Growing up in Oshawa my father directed me to where I would get my hair cut and I stayed loyal on my own which was easy as it was right across from my high school, Oshawa Central Collegiate. Steve Salmer was someone my father knew long before and told me a little of their family history. They didn't have a lot of money and they identified one son as the best chance to get ahead and the rest worked to put him through law school. That one son became my father's lawyer dealing with my father's trucking business. Steve, happened to be of Ukrainian descent.
Steve was my barber until we moved from town just after grade 11. I remember sitting in chairs and told to move further from the window so prospective customers would not be deterred. Steve humoured me when I rebelled against a regular brush cut as I am sure he had been through it many times.
There are no photos of me getting my hair cut, but my father who was a prolific photographer did take a photo of my brother Marshall at the hands of Steve Salmer.
I knew a fair number of Ukrainians in Oshawa. I even had a Ukrainian aunt, Aunt Mary Coakwell. Lots of friends at school and also Polish and Italians. Michael Starr representing Oshawa was the first Ukrainian cabinet minister. A few years later I helped him to lose an election. Check out http://www.johnfdavidson.com/2014/04/my-short-but-educational-political.html One of my longest time relations with a girl friend was Ukrainian and I spent a lot of time with her family getting to appreciate Ukrainian food and customs..
After many twists and turns before I ended up in Hamilton and met my wife who is actually half Italian and half Ukrainian. One of her uncles was a Ukrainian lawyer whose father was a Ukrainian Greek Orthodox priest whose church, St Vladimir's I was married in. Of course I gained some Ukrainian aunts. Definitely got to appreciate Ukrainian food (my favorite was something called beet leaf Holubschi??
Steve was actually my barber with the longest hair cutting relationship. In Haliburton I had two barbers--at university I wasn't sure who they were, but do remember I met my wife outside their shop. As I worked different parts of the province I had some good barbers--I remember one Italian barber in Oakville that I went out of my way to visit and also another one in the town of Hagersville, but I was on the move all the time and two reliable barbers actually retired on me.

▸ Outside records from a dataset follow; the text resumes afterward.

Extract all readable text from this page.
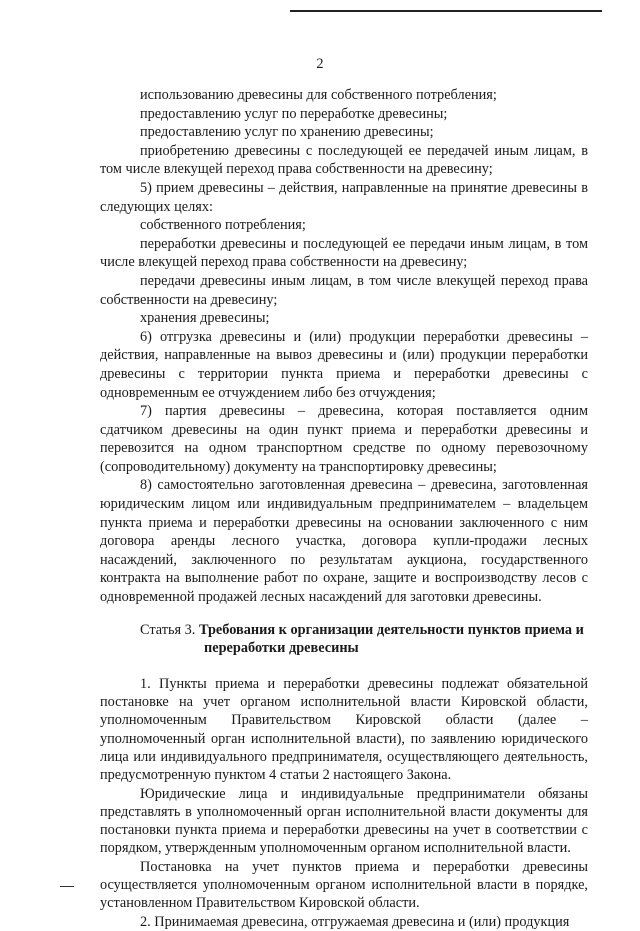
2

использованию древесины для собственного потребления;

предоставлению услуг по переработке древесины;

предоставлению услуг по хранению древесины;

приобретению древесины с последующей ее передачей иным лицам, в том числе влекущей переход права собственности на древесину;

5) прием древесины – действия, направленные на принятие древесины в следующих целях:

собственного потребления;

переработки древесины и последующей ее передачи иным лицам, в том числе влекущей переход права собственности на древесину;

передачи древесины иным лицам, в том числе влекущей переход права собственности на древесину;

хранения древесины;

6) отгрузка древесины и (или) продукции переработки древесины – действия, направленные на вывоз древесины и (или) продукции переработки древесины с территории пункта приема и переработки древесины с одновременным ее отчуждением либо без отчуждения;

7) партия древесины – древесина, которая поставляется одним сдатчиком древесины на один пункт приема и переработки древесины и перевозится на одном транспортном средстве по одному перевозочному (сопроводительному) документу на транспортировку древесины;

8) самостоятельно заготовленная древесина – древесина, заготовленная юридическим лицом или индивидуальным предпринимателем – владельцем пункта приема и переработки древесины на основании заключенного с ним договора аренды лесного участка, договора купли-продажи лесных насаждений, заключенного по результатам аукциона, государственного контракта на выполнение работ по охране, защите и воспроизводству лесов с одновременной продажей лесных насаждений для заготовки древесины.

Статья 3. Требования к организации деятельности пунктов приема и
переработки древесины

1. Пункты приема и переработки древесины подлежат обязательной постановке на учет органом исполнительной власти Кировской области, уполномоченным Правительством Кировской области (далее – уполномоченный орган исполнительной власти), по заявлению юридического лица или индивидуального предпринимателя, осуществляющего деятельность, предусмотренную пунктом 4 статьи 2 настоящего Закона.

Юридические лица и индивидуальные предприниматели обязаны представлять в уполномоченный орган исполнительной власти документы для постановки пункта приема и переработки древесины на учет в соответствии с порядком, утвержденным уполномоченным органом исполнительной власти.

Постановка на учет пунктов приема и переработки древесины осуществляется уполномоченным органом исполнительной власти в порядке, установленном Правительством Кировской области.

2. Принимаемая древесина, отгружаемая древесина и (или) продукция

Getting hair cut is a drain on the pocket book and often inconvenient. I would sometimes get up early on Saturdays to be first in line otherwise would have to wait one or two hours. At one stage my wife volunteered. She would usually comment on my hair cuts--too short, too long or too uneven and I trusted and valued her judgment. Eventually decided it was cheaper, more convenient and even more satisfying to trust my hair cuts to my wife.
In the warm weather it is done out on our back porch where the mess is easier to handle.
My wife is also Italian, so keeping one's hair at its best comes natural.
Did I learn anything worthy of the Ukrainian culture? I certainly learned to like much of their food including perogies, and cabbage rolls. One my favorites was something I remember as beet leaf holubsti. I enjoyed the dancing and the accompanying music. I learned a little of their history. My son who lives in New Zealand said that he found it very difficult to find pirogies in his new country. On one of our trips to watch the Raptors play my son and I went to Wayne Gretsky's restaurant and enjoyed a Polish version. Back in Hamilton about six blocks from where we live Loaded Pirogies with some innovative ways of enjoying one of my favorite foods.